The first version was a lookup on the appellation_type column:

const ZOOM_BY_TYPE: Record<AppellationType, number> = {
  AVA: 10,      // most AVAs are county-sized
  AOC: 11,      // most French AOCs are commune-sized
  DOCG: 11,
  DOC: 10,
  DO:  10,
  DOCa: 10,
  IGP: 9,       // typically broader
  Country: 5,
  Region: 8,
}

This is wrong in a charming variety of ways. Paso Robles AVA is 20× the area of Saint-Émilion AOC. Sicilia DOC is the entire island. Champagne AOC covers five departments. Pauillac AOC is six square kilometres. The classification tells you nothing about the size.

The second heuristic

When we have a bounding box — from a stored polygon, or from the convex hull of the winery points inside the region — degree-span maps to zoom pretty cleanly:

function zoomForBbox(bbox: [number, number, number, number]): number {
  const [west, south, east, north] = bbox
  const midLat = (north + south) / 2
  const latSpan = north - south
  const lngSpan = (east - west) * Math.cos(midLat * Math.PI / 180)
  const span = Math.max(latSpan, lngSpan)
  if (span > 8)    return 6
  if (span > 4)    return 7
  if (span > 2)    return 8
  if (span > 1)    return 9
  if (span > 0.5)  return 10
  if (span > 0.25) return 11
  if (span > 0.1)  return 12
  return 13
}

The cos(midLat) correction matters more than you'd think. A one-degree longitude span at Mendoza's latitude is about 96 km; the same span in Mosel is 67 km. Without the correction the Mosel valley gets the same zoom as a region twice its size.

Measured against real regions

| Region | bbox span (°) | computed zoom | feels right? | |---|---:|---:|---| | Bordeaux | 1.5 | 8 | yes | | Médoc | 0.4 | 11 | yes | | Pauillac | 0.06 | 13 | yes | | Bourgogne | 2.1 | 8 | yes | | Côte de Nuits | 0.3 | 11 | yes | | Volnay | 0.04 | 13 | yes | | Champagne | 1.4 | 9 | yes | | Sicilia DOC | 3.2 | 7 | tight but ok | | Mendoza | 3.0 | 7 | yes | | Mosel | 1.2 (lng) / 0.3 (lat) | 9 | too far |

Mosel is the outlier. It's a river valley — 200 km long, 5 km wide at the widest point. The bbox is dominated by the longitudinal span, but the interesting area along the river is narrow. Zoom 9 shows you the whole Eifel and Hunsrück; what you wanted was to hug the river.

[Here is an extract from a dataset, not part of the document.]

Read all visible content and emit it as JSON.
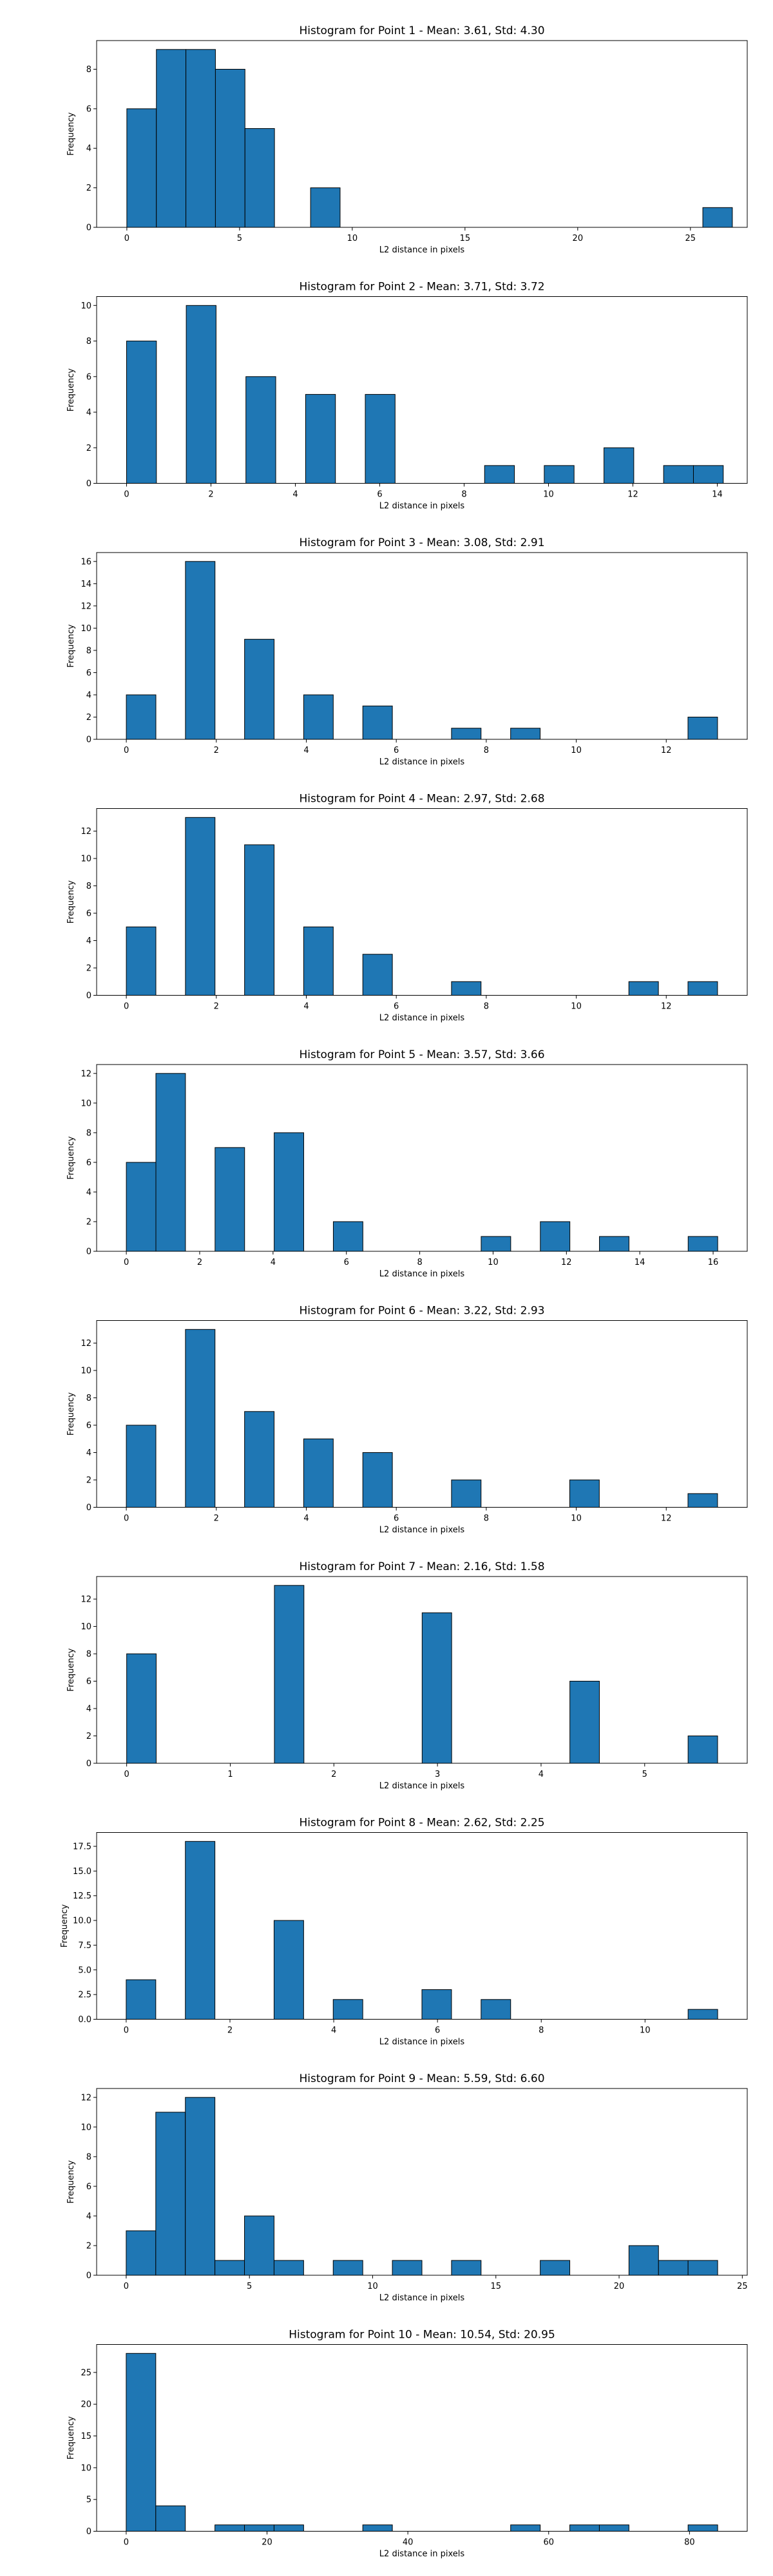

The third heuristic, just for thin shapes

For regions where the bbox aspect ratio exceeds about 3:1 we drop the long axis from the max calculation and use the short one instead, then clamp:

const ratio = Math.max(lngSpan, latSpan) / Math.min(lngSpan, latSpan)
const span = ratio > 3
  ? Math.min(lngSpan, latSpan) * 2  // thin shape: use short axis × 2
  : Math.max(lngSpan, latSpan)

This fixes Mosel (zoom 9 → 10), Rheingau, the Wachau in Austria, and Walla Walla which straddles the Oregon-Washington line in a long thin strip. It slightly over-zooms Sicilia DOC, but Sicilia is so well-known by shape that even a partial view is recognisable.

Lesson

Two pieces of information about a region are not interchangeable: how it's classified and how big it is. The bureaucratic label tells you about the wine law that governs it; the bounding box tells you what to put on screen. Designing the camera by the former gives you Pauillac at the zoom of Paso Robles. The map's job is to show the shape of the land, so let the shape decide.